Dense, epic, controversial, John Milton’s Paradise Lost is challenging reading. It is the source, however, of more events and imagery related to the biblical creation myth than the biblical accounts themselves. The stories in the first few chapters of Genesis, together with Milton’s poem, provide cultural touchstone after cultural touchstone with images of rebel angels, tempters and the tempted, the cost of knowledge. As Nancy Willard remarks in her introductory note to her retelling of the tale, the story of Adam and Eve is “like one of those family stories you’ve heard so often and from so many different people you can’t possibly remember your first encounter with it.”
In retelling Paradise Lost, Willard has done something akin to what the theater and film director Peter Brook did two decades ago when he took Bizet’s opera Carmen, typically produced in lavish fashion, and scaled it down to its essential plot and handful of characters in a production that lasted a mere ninety minutes. Hard-hitting and moving, Brook’s production did not perhaps sit well with purists, but was utterly satisfying theater -- and it remained Bizet’s Carmen at the same time. Willard’s goal, to “invite younger readers into the tale” and to keep “as much of Milton’s imagery as possible” has resulted in a colorful, compelling presentation that can be read through in a mere couple of hours and take away the reader’s breath. From the opening paragraph we know we are in for quite a tale:
Long, long ago, before the world was, before minutes ticked and seconds tocked, before beginnings had endings, there was a war in Heaven. The most radiant of God’s angels was also the most proud. “Why shouldn’t I rule Heaven?” he asked himself, and he raised an army against God. One third of the angels in Heaven followed him. For three days they fought, and on the third day god hurled the whole lot of them out of Heaven, headlong into the bottomless dark of Hell.
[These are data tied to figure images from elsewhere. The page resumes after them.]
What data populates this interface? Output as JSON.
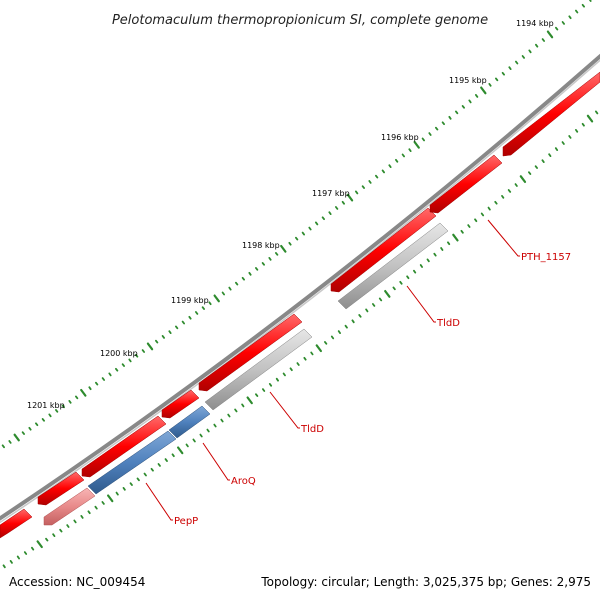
{
  "title": "Pelotomaculum thermopropionicum SI, complete genome",
  "accession": "Accession: NC_009454",
  "summary": "Topology: circular; Length: 3,025,375 bp; Genes: 2,975",
  "kbp_labels": [
    "1194 kbp",
    "1195 kbp",
    "1196 kbp",
    "1197 kbp",
    "1198 kbp",
    "1199 kbp",
    "1200 kbp",
    "1201 kbp"
  ],
  "gene_labels": [
    "PTH_1157",
    "TldD",
    "TldD",
    "AroQ",
    "PepP"
  ],
  "colors": {
    "forward_gene": "#ff0000",
    "reverse_gray": "#c0c0c0",
    "reverse_blue": "#4f81bd",
    "reverse_pink": "#e88a8a",
    "backbone": "#808080",
    "tick": "#2e8b2e",
    "label": "#cc0000"
  }
}
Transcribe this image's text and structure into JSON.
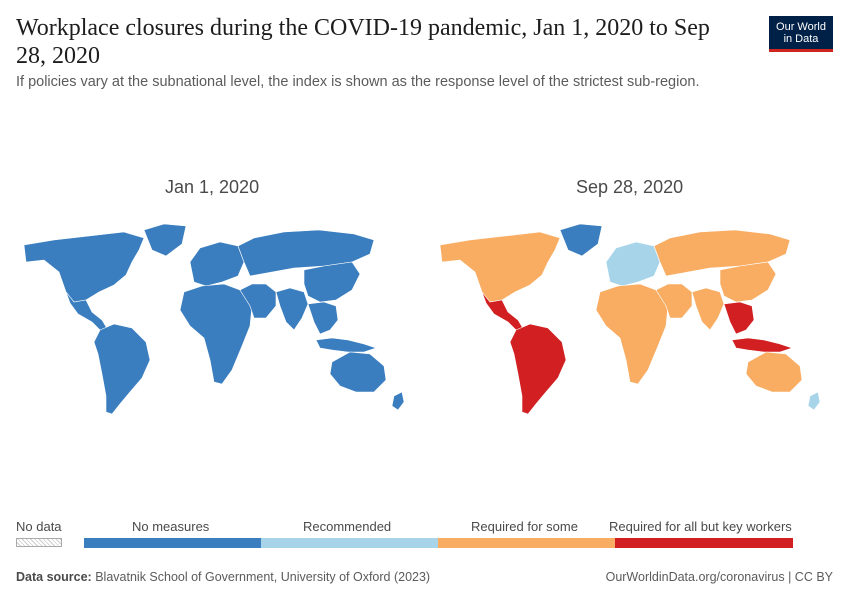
{
  "header": {
    "title": "Workplace closures during the COVID-19 pandemic, Jan 1, 2020 to Sep 28, 2020",
    "subtitle": "If policies vary at the subnational level, the index is shown as the response level of the strictest sub-region.",
    "logo_line1": "Our World",
    "logo_line2": "in Data"
  },
  "chart_data": {
    "type": "choropleth-map",
    "title": "Workplace closures during the COVID-19 pandemic, Jan 1, 2020 to Sep 28, 2020",
    "maps": [
      {
        "label": "Jan 1, 2020",
        "regions": {
          "north_america": "No measures",
          "greenland": "No measures",
          "mexico_central_america": "No measures",
          "south_america": "No measures",
          "europe": "No measures",
          "africa": "No measures",
          "russia_central_asia": "No measures",
          "middle_east": "No measures",
          "south_asia": "No measures",
          "east_asia": "No measures",
          "southeast_asia": "No measures",
          "indonesia": "No measures",
          "australia": "No measures",
          "new_zealand": "No measures"
        }
      },
      {
        "label": "Sep 28, 2020",
        "regions": {
          "north_america": "Required for some",
          "greenland": "No measures",
          "mexico_central_america": "Required for all but key workers",
          "south_america": "Required for all but key workers",
          "europe": "Recommended",
          "africa": "Required for some",
          "russia_central_asia": "Required for some",
          "middle_east": "Required for some",
          "south_asia": "Required for some",
          "east_asia": "Required for some",
          "southeast_asia": "Required for all but key workers",
          "indonesia": "Required for all but key workers",
          "australia": "Required for some",
          "new_zealand": "Recommended"
        }
      }
    ],
    "legend": {
      "no_data_label": "No data",
      "categories": [
        {
          "label": "No measures",
          "color": "#3a7ebf"
        },
        {
          "label": "Recommended",
          "color": "#a8d4ea"
        },
        {
          "label": "Required for some",
          "color": "#f8ad63"
        },
        {
          "label": "Required for all but key workers",
          "color": "#d11f22"
        }
      ]
    }
  },
  "footer": {
    "source_label": "Data source:",
    "source_text": "Blavatnik School of Government, University of Oxford (2023)",
    "url_text": "OurWorldinData.org/coronavirus | CC BY"
  }
}
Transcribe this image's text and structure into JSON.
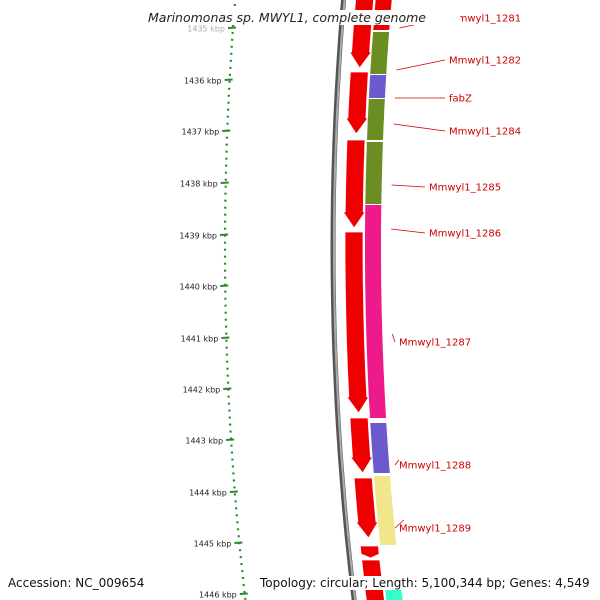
{
  "title": "Marinomonas sp. MWYL1, complete genome",
  "footer": {
    "accession": "Accession: NC_009654",
    "topology": "Topology: circular; Length: 5,100,344 bp; Genes: 4,549"
  },
  "ruler": [
    "1435 kbp",
    "1436 kbp",
    "1437 kbp",
    "1438 kbp",
    "1439 kbp",
    "1440 kbp",
    "1441 kbp",
    "1442 kbp",
    "1443 kbp",
    "1444 kbp",
    "1445 kbp",
    "1446 kbp"
  ],
  "gene_labels": [
    "Mmwyl1_1281",
    "Mmwyl1_1282",
    "fabZ",
    "Mmwyl1_1284",
    "Mmwyl1_1285",
    "Mmwyl1_1286",
    "Mmwyl1_1287",
    "Mmwyl1_1288",
    "Mmwyl1_1289"
  ],
  "colors": {
    "cds": "#ee0000",
    "label": "#cc0000",
    "backbone": "#888888",
    "ruler_dots": "#2a8a2a",
    "olive": "#6b8e23",
    "slate": "#6a5acd",
    "magenta": "#ee1a8c",
    "khaki": "#f0e68c",
    "aqua": "#33ffcc"
  }
}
It is a tale with great nuance, too, as Willard succeeds as well in translating many subtleties of the nature of God, humans, and their relationship both before and after the Fall. We see for example a God who is both stern and compassionate, ordering “his angels to change the sweet climate of the Earth,” bringing the “terrible cold of winter” and the “summer’s scorching heat” and rolling thunder and “furious winds” -- but not before “pitying how Adam and Eve stood before him, naked to the air that was already turning cold” and clothing “their nakedness with warmth from the beasts.” The Tale of Paradise Lost shares with Genesis and Milton the quality of an extended and excellent pourquoi tale, answering the “why” questions of human nature and the physical universe: Why do we die? Why do the seasons change? Why do we do wrong? Why do we experience discord amongst ourselves? It is rich with theology and philosophy, but it is the telling of the story that comes first and that makes the pages turn.
Jude Daly’s illustrations provide a harmonious complement to the words on the page. Her naked Adam and Eve exude such bliss as creatures of God that their inevitable Fall, represented in a picture of them tensely, hurriedly, covering themselves with leaves, is all the more dramatic and sensual. Her use of multiple panels picks up on that powerful tradition in religious art through the ages and gives readers of all ages exceptional visuals to enjoy along with the sound of Willard’s words.
Like so much of Nancy Willard’s work, The Tale of Paradise Lost begs to be read aloud. With its strong pace and imagery it is a perfect introduction to Milton’s great poem as well as being a wonderful way to revisit the poem in its essence. And as one of our culture’s “family stories,” it is well worth having this version to invite all members of the family in.